Historic Rancho Cucamonga home renamed to recognize María Merced Williams – San Bernardino Sun


The historic John Rains House hasn’t changed much since the 1860s. But it has a new name.

At its June 28 meeting, the San Bernardino County Board of Supervisors voted to rename the historic site to the “María Merced Williams and John Rains House.”

Originally built between 1860 and 1861, Rains built the house after purchasing the Rancho Cucamonga land grant in 1858. A prominent businessman, he opened what is believed to be California’s first commercial winery before his violent death in 1862. Much of his fame was due to the lavish parties hosted at the house.

The home at 8810 Hemlock St. in Rancho Cucamonga was added to the National Register of Historic Places in 1973. Today, it’s part of the San Bernardino County Museum system.

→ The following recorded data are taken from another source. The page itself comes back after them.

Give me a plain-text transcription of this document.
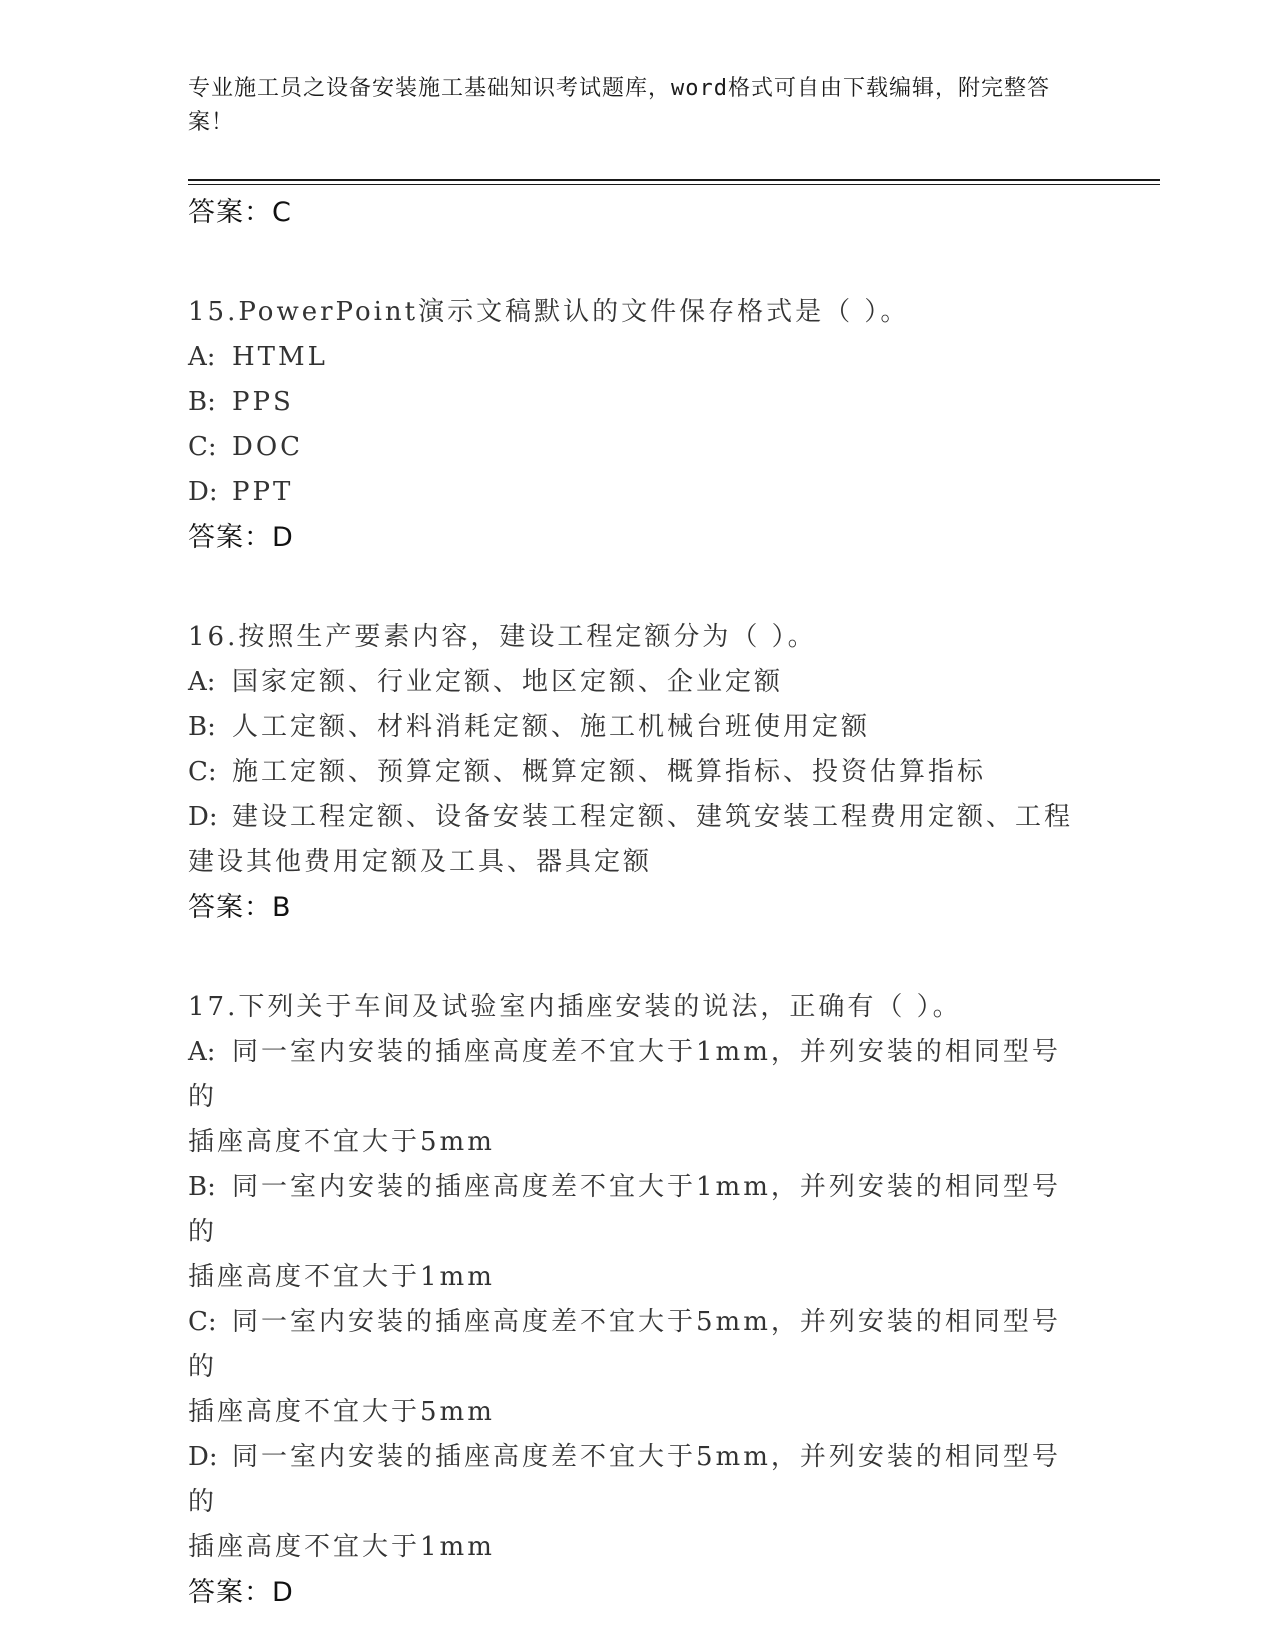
专业施工员之设备安装施工基础知识考试题库，word格式可自由下载编辑，附完整答案！
答案：C
15.PowerPoint演示文稿默认的文件保存格式是（ ）。
A: HTML
B: PPS
C: DOC
D: PPT
答案：D
16.按照生产要素内容，建设工程定额分为（ ）。
A: 国家定额、行业定额、地区定额、企业定额
B: 人工定额、材料消耗定额、施工机械台班使用定额
C: 施工定额、预算定额、概算定额、概算指标、投资估算指标
D: 建设工程定额、设备安装工程定额、建筑安装工程费用定额、工程
建设其他费用定额及工具、器具定额
答案：B
17.下列关于车间及试验室内插座安装的说法，正确有（ ）。
A: 同一室内安装的插座高度差不宜大于1mm，并列安装的相同型号的
插座高度不宜大于5mm
B: 同一室内安装的插座高度差不宜大于1mm，并列安装的相同型号的
插座高度不宜大于1mm
C: 同一室内安装的插座高度差不宜大于5mm，并列安装的相同型号的
插座高度不宜大于5mm
D: 同一室内安装的插座高度差不宜大于5mm，并列安装的相同型号的
插座高度不宜大于1mm
答案：D
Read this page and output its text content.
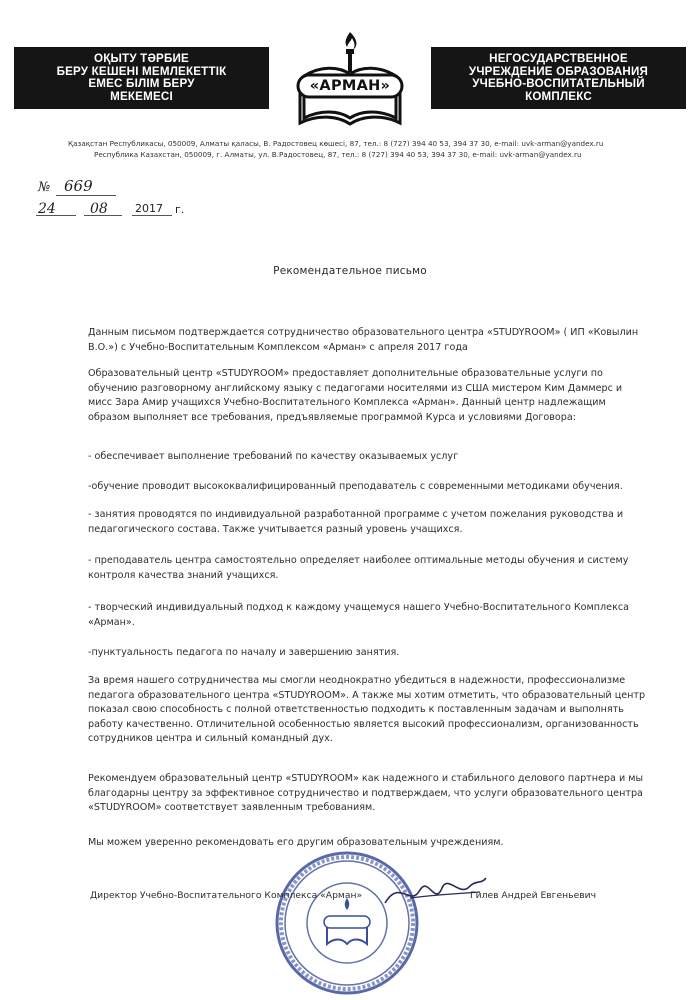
ОҚЫТУ ТӘРБИЕ
БЕРУ КЕШЕНІ МЕМЛЕКЕТТІК
ЕМЕС БІЛІМ БЕРУ
МЕКЕМЕСІ
«АРМАН»
НЕГОСУДАРСТВЕННОЕ
УЧРЕЖДЕНИЕ ОБРАЗОВАНИЯ
УЧЕБНО-ВОСПИТАТЕЛЬНЫЙ
КОМПЛЕКС
Қазақстан Республикасы, 050009, Алматы қаласы, В. Радостовец көшесі, 87, тел.: 8 (727) 394 40 53, 394 37 30, e-mail: uvk-arman@yandex.ru
Республика Казахстан, 050009, г. Алматы, ул. В.Радостовец, 87, тел.: 8 (727) 394 40 53, 394 37 30, e-mail: uvk-arman@yandex.ru
№ 669
24 08 2017 г.
Рекомендательное письмо

Данным письмом подтверждается сотрудничество образовательного центра «STUDYROOM» ( ИП «Ковылин В.О.») с Учебно-Воспитательным Комплексом «Арман» с апреля 2017 года

Образовательный центр «STUDYROOM» предоставляет дополнительные образовательные услуги по обучению разговорному английскому языку с педагогами носителями из США мистером Ким Даммерс и мисс Зара Амир учащихся Учебно-Воспитательного Комплекса «Арман». Данный центр надлежащим образом выполняет все требования, предъявляемые программой Курса и условиями Договора:

- обеспечивает выполнение требований по качеству оказываемых услуг

-обучение проводит высококвалифицированный преподаватель с современными методиками обучения.

- занятия проводятся по индивидуальной разработанной программе с учетом пожелания руководства и педагогического состава. Также учитывается разный уровень учащихся.

- преподаватель центра самостоятельно определяет наиболее оптимальные методы обучения и систему контроля качества знаний учащихся.

- творческий индивидуальный подход к каждому учащемуся нашего Учебно-Воспитательного Комплекса «Арман».

-пунктуальность педагога по началу и завершению занятия.

За время нашего сотрудничества мы смогли неоднократно убедиться в надежности, профессионализме педагога образовательного центра «STUDYROOM». А также мы хотим отметить, что образовательный центр показал свою способность с полной ответственностью подходить к поставленным задачам и выполнять работу качественно. Отличительной особенностью является высокий профессионализм, организованность сотрудников центра и сильный командный дух.

Рекомендуем образовательный центр «STUDYROOM» как надежного и стабильного делового партнера и мы благодарны центру за эффективное сотрудничество и подтверждаем, что услуги образовательного центра «STUDYROOM» соответствует заявленным требованиям.

Мы можем уверенно рекомендовать его другим образовательным учреждениям.

Директор Учебно-Воспитательного Комплекса «Арман»	Гилев Андрей Евгеньевич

But Rains did not build it all alone. The land the house stands on originally belonged to his wife, María Merced Williams, who had inherited it from her father, Chino ranch owner Isaac Williams. And perhaps more importantly, she was the granddaughter of Don Antonio Maria Lugo, the prominent landowner who first colonized the San Bernardino and Yucaipa valleys.

Tuesday’s vote was an attempt to correct the record by including Merced in the spotlight.

“One of our deep focuses, especially since I’ve been there, is that we want to be very inclusive in our storytelling,” museum director Melissa Russo said Thursday. “It seems like a minor thing, the name of it, but honestly, when a young girl in town looks around at the landmarks, it really renders women invisible when they’re not part of the story.”

Among those championing the renaming was Second District Supervisor Janice Rutherford.

“Maria Merced’s contributions to this historic home and the broader community have been overlooked for many years. Adding her name helps correct that disservice and will, I hope, inspire people to learn more about Merced and our local history,” she wrote in a statement on Thursday.

Around the nation, historic homes are typically named after men, according to Russo.

“It really diminishes the role of women in society,” she said. “Too often we neglect women entirely or relegate them to the background or in supportive roles.”

And in Rains’ case, excluding his wife from the name of the site makes very little sense, according to Russo.

“Do you think John Rains was the one planning those lavish parties?” she said. “If those parties helped build his social capital, why isn’t she part of the story?”

Other than new signs — costing the county less than $5,000, according to the staff report prepared for Tuesday’s meeting — no other major changes at the site art planned, according to the county.